Algunos pensamientos, en un tono melifluo

 



"Oh Señor, en la angustia te buscaron; apenas susurraban una oración, cuando tu castigo estaba sobre ellos" (Isaías 26:16 LBLA).

"Los que hemos buscado refugio seamos grandemente animados para asirnos de la esperanza puesta delante de nosotros. Tenemos como ancla del alma, una esperanza segura y firme, y que penetra hasta detrás del velo, adonde Jesús entró por nosotros como precursor" (Hebreos 6:17-20).

 Cuando divisé aquella fortaleza de maderas entrelazadas, con la insignia de un rey derrotado, las aguas del mar ya me habían anegado por completo. Mis brazos minúsculos luchaban contra la implacable corriente, mientras ella, impasible, enorme y fría, me sumergía sin ceder ante mi fragilidad, sin inmutarse ante mis lágrimas que, ahogadas, se confundían con el mar. Ni siquiera esta bestia indómita, tan fiel a su Amo, con la abundancia de sus ancestrales sales, podía preservar mi alma de la corrupción de mi carne.

Las flores plateadas aparecían pequeñas ante mis ojos, como chispas arrojadas por el mazo de Dios, cuyos golpes me habían llevado al crisol de aquella mole de agua gélida, que parecía ser mi perdición. Pero en medio de ese tumulto, el calor de su fragua también había derretido la cera que obstruía mis oídos, permitiéndome escuchar, como un susurro suave, dulce y deseable, el canto de aquellas aladas hijas de la Belleza que sobrevolaban la nave. "Miserere mei", clamé entonces en respuesta, movido por lo que veía y escuchaba desde ese bautismo de agua y fuego, y las burbujas llevaron, veloces, mi último suspiro en forma de plegaria hacia lo alto de las aguas.

En ese instante, con el alga aferrándose ya a mi condenada cabeza, me pareció ver llegar a mis manos  un crucifijo de gran belleza, con una medialuna afilada en su base. Me aferré a él con todas mis fuerzas. Al final de la cadena que lo sostenía, vislumbré al Hombre en cuyo honor resonaban tan dulces canciones. Atado al asta astillada de aquel navío, recogía, mientras movía sus labios, uno a uno, los eslabones del ancla, como si fueran cuentas de un rosario, atrayéndome lentamente hacia él. Mi ascenso fue gradual, entre las melodías celestiales y la visión del Hombre, cada vez más clara, a medida que me elevaba, mientras las estrellas crecían ante mis ojos, y con ellas mi deseo de ser liberado del mal y conquistado por el bien.

Comentario

A veces la disciplina del cielo tiene como blanco nuestra restauración y, aunque dolorosa, sus aflicciones son siempre menores que las que ameritan nuestras iniquidades. Los poetas a menudo "hablan" imágenes. Como escribió Aristóteles en su Poética: "La máxima destreza consiste en ser un maestro de la metáfora... Es un signo de genio". Y la manera de hacerlo es compartiendo tiempo con buenos poetas, como lo expresó Douglas Wilson: "Los que caminan con los sabios se vuelven sabios, y los que caminan con los metafóricos se vuelven metafóricos, que es una forma de volverse sabios".
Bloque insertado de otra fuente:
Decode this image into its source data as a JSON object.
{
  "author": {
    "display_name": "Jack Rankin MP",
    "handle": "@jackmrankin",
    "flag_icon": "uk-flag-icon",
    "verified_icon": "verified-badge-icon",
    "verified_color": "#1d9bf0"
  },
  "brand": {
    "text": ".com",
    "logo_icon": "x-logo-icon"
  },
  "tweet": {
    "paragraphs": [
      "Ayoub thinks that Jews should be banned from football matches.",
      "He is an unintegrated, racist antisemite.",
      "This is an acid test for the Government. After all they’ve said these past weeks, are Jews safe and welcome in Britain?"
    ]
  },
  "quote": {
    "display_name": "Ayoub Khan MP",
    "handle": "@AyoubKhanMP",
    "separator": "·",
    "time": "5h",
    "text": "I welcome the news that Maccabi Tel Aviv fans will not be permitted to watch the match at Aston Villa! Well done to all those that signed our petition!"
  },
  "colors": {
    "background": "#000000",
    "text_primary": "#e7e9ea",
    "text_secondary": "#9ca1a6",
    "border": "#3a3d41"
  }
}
En esta breve narrativa poética quise enfatizar esta necesidad, esta urgencia para nuestro cristianismo actual: debemos reconocer el valor apologético de la Belleza. Debemos poner a las sirenas a cantar, pero esta vez arriba del Barco, arriba de la nave iglesia, en medio de la tempestad y el sinsentido de este mundo revoltoso que se ahoga en su miseria. Debemos ponerlas a cantar, ya no para condenar a los navegantes, sino para salvarlos de su ya inevitable muerte eterna. No sé si la Belleza salvará al mundo, pero sé que, sin ella, no vale la pena salvarlo.